Victor Bettendorf

Personal information
- Nationality: Luxembourg
- Born: 19 October 1990 (age 35)

Sport
- Sport: Equestrian

= Victor Bettendorf =

Luxembourgish show jumper

Victor Bettendorf (born 19 October 1990) is a Luxembourgish equestrian who competes in show jumping.

==Early life==
From Luxembourg, Bettendorf started riding horses at a young age. His mother ran a small riding school, and his father is a vet and a horse breeder. Both his brother and sister are also professional riders.

==Career==
Bettendorf began riding Sorbier Blanc when the horse was four years-old, the pair going on to compete at the 2015 European Show Jumping Championships in Aachen, and won the 2015 Nations Cup in Celje, Slovenia with Charlotte Bettendorf, Noemie Goergen, and Christian Weier, for Luxembourg. The pair continued together and also competed at the 2019 FEI European Championships in Rotterdam.

Bettendorf recorded 54 international victories in 2022. Riding Mr. Tac, he won his first *5 in February 2023. However, despite qualifying for the 2024 Olympics, at the start of that year the horses owner moved the horse to the Netherlands and he lost his mount for the Olympic Games. In 2024, riding Foxy de la Roque, Bettendorf won the Longines Global Champions Tour event in Rome. Competing in Riyadh at the GC Playoffs in November 2024, Bettendorf and Foxy de la Roque won the 2024 LGCT Super Grand Prix title.

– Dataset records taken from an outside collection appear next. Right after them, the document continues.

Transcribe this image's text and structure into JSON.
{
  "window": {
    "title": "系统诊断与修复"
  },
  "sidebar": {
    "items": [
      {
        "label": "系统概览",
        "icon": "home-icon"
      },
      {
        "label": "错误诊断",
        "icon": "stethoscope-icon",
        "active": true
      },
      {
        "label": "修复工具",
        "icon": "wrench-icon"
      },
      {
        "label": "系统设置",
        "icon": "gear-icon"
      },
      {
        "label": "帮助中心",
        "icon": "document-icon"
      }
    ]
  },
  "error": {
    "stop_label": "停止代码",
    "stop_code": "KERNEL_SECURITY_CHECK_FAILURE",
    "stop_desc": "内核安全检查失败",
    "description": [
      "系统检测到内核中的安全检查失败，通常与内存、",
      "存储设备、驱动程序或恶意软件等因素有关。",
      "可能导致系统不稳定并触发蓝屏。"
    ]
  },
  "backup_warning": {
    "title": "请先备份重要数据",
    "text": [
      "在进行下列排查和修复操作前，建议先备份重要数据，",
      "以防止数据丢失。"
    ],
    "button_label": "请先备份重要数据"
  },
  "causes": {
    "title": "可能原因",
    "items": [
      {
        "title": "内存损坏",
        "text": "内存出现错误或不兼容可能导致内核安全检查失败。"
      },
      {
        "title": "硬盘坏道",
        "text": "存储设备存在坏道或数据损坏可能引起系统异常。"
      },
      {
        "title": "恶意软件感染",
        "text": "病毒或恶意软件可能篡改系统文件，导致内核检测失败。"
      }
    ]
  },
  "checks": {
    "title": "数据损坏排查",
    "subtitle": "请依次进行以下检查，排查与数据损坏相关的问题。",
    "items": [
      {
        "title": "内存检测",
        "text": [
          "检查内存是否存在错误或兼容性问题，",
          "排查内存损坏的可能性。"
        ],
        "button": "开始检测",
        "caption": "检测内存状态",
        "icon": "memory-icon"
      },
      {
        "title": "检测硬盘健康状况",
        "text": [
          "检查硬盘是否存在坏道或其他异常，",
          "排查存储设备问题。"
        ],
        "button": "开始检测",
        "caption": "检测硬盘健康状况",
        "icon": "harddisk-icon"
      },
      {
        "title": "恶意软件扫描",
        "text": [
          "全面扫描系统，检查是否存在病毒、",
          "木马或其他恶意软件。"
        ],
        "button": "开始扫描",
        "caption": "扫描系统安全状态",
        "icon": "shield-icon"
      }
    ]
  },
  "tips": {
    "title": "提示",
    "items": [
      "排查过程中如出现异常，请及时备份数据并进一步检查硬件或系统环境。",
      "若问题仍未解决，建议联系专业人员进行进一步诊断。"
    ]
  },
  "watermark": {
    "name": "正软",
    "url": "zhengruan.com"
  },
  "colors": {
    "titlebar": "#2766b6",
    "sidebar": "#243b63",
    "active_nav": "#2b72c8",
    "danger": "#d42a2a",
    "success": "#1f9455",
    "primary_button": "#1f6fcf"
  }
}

In October 2025, he rode Doha de Riverland to victory at the Longines Global Champions Tour in Rome. In December 2025, riding Cancun Zorel D, Bettendorf won The Reindeer Speed Stakes at the London International Horse Show finishing ahead of Jack Whitaker on Valmy De La Lande. At the show, Bettendorf also had wins on Doha de Riverland, and in the Champagne Taittinger Speed Stakes with Encore Toi du Linon.

==Personal life==
Bettendorf moved to Germany when he was 24 years-old to pursue a professional riding career. He later married Adeline Hecart and moved to France where they train horses at Haras de la Roque, in Normandy.